Шрифт:
Интервал:
Закладка:
Я не сводил с него глаз, а он запутывался все более.
Внезапно изменившимся голосом он порывисто воскликнул:
— К черту! Мы идем на север без остановки, верно?
— Да, — согласился я, силясь быть спокойным.
Снова наступило напряженное молчание. Фарадоль вскочил и принялся нервно расхаживать. Я вполне отдавал себе отчет, что с ним происходит, знал, о чем он хочет со мной говорить, и понимал — он потому лишь бормотал ничего не значащие фразы, что не мог выдавить из себя вопроса, который рано или поздно надлежало наконец решить. На миг я ощутил злорадное удовольствие от того, что он так мучается, но тут мне, и притом совершенно внезапно, сделалось его жаль. Было такое мгновение, когда я готов был броситься ему на шею и — почем знать! — заклиная давней нашей дружбой, уступить ему эту женщину или просить, чтобы он дал согласие на ее смерть. Но я тотчас опомнился — ведь это вообще ни к чему бы не привело. Напротив, я понял, что нельзя оттягивать решительный разговор.

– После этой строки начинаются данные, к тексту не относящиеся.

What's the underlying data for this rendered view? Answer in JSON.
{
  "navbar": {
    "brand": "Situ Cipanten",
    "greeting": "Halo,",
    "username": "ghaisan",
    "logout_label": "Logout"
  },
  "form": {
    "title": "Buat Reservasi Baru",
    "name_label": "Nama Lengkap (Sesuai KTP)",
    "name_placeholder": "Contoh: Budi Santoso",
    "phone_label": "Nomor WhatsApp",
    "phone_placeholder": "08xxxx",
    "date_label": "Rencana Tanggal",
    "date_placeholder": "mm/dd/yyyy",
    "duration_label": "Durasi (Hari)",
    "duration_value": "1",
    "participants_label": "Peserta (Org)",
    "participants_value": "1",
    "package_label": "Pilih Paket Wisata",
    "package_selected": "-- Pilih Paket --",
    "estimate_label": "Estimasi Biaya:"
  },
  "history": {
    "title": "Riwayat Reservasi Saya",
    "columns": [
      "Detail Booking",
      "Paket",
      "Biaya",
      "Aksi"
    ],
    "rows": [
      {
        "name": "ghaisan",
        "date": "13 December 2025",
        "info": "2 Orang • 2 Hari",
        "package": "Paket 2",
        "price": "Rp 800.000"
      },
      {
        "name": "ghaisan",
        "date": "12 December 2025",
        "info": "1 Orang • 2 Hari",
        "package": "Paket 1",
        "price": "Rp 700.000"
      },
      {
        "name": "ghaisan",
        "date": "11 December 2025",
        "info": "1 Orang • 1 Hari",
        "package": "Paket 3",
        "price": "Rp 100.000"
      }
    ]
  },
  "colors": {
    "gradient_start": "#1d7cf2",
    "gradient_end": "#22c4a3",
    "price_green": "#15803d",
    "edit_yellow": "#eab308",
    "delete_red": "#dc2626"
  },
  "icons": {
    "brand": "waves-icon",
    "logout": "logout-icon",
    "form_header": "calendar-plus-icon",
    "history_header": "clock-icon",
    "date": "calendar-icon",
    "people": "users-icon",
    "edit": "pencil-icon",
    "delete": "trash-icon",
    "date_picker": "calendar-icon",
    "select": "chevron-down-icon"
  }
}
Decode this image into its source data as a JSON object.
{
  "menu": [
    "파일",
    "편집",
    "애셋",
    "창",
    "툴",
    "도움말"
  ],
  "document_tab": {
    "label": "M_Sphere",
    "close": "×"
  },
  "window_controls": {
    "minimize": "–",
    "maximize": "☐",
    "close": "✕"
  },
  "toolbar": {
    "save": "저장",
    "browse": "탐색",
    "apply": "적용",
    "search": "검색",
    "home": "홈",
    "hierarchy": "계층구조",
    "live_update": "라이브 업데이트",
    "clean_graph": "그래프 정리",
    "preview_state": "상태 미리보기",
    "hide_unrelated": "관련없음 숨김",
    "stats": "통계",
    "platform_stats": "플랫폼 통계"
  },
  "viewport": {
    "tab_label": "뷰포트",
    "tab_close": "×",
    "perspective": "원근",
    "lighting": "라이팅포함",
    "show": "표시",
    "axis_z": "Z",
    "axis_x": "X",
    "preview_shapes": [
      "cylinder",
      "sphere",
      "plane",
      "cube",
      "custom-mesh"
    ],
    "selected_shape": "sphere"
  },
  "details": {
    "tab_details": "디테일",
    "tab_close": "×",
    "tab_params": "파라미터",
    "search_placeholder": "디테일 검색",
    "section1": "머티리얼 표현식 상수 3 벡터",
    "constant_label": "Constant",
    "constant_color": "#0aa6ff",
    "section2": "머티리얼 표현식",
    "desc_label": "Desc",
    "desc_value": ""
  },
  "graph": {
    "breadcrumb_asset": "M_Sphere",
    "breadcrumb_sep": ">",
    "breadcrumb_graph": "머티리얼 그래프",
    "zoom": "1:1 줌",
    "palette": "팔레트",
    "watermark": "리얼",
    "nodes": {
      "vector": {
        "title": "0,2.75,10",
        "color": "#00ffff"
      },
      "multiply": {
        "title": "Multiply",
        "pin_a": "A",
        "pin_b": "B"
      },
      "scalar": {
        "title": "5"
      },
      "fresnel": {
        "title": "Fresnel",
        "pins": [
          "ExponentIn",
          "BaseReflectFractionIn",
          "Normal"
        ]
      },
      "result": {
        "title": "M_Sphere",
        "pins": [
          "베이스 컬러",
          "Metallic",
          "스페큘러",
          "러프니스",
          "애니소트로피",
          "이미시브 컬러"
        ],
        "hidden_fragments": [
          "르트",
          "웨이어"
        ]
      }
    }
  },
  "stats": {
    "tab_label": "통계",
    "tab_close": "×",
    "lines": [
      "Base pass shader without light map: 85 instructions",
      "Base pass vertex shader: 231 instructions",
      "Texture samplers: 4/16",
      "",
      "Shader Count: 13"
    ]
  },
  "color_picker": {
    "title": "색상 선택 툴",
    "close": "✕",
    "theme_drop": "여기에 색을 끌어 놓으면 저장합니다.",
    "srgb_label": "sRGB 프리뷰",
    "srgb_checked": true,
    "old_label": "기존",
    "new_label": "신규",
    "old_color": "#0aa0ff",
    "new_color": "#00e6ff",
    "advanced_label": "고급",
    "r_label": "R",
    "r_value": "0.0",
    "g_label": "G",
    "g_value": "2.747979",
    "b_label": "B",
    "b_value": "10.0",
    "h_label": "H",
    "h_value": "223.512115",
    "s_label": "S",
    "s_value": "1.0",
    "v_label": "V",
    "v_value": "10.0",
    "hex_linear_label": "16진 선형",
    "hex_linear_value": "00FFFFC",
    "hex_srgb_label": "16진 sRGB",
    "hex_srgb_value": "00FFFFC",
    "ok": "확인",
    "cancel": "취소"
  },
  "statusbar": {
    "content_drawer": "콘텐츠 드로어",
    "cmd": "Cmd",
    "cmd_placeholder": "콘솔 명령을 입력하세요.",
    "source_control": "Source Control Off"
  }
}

— Ты только это и хотел мне сказать? — внезапно спросил я его.
Он остановился, видимо пораженный доброжелательностью моего тона, и испытующе взглянул на меня. Потом усмехнулся со странной печалью и провел ладонью по лбу. Я видел, что рука его дрожит, как в лихорадке.
— Да, правда, я еще хотел…
Он вдруг замолчал и посмотрел на Марту. Поколебался еще мгновение, но наконец сдвинул брови и сухо, отрывисто спросил по-немецки, чтобы Марта не могла его понять:
— Что мы сделаем с этой женщиной?
Я ждал этих слов, и все равно они хватили меня, словно обухом по голове. Я стремительно затормозил машину — кровь ударила мне в голову и темной волной застлала глаза. Сердце отчаянно колотилось в груди, во рту я ощущал неприятную сухость. Решительный миг настал.
Я взглянул на Фарадоля. Он стоял передо мной, бледный, как мертвец, и пристально смотрел мне в глаза. Этого взгляда я не забуду до самой смерти! Было в нем смятение, и подлая, почти собачья мольба, и в то же время какая-то страшная угроза.
Не отвечая ни слова, я порывисто отстранил его и, сам не понимая еще, что делаю, подошел к Марте, сидевшей за каким-то шитьем. Он последовал за мной.
— Почему ты живешь, женщина? — неожиданно произнес я с немыслимо смешным, как мне кажется сейчас, трагизмом, хотя в ту минуту, бог свидетель, мне было вовсе не до смеха!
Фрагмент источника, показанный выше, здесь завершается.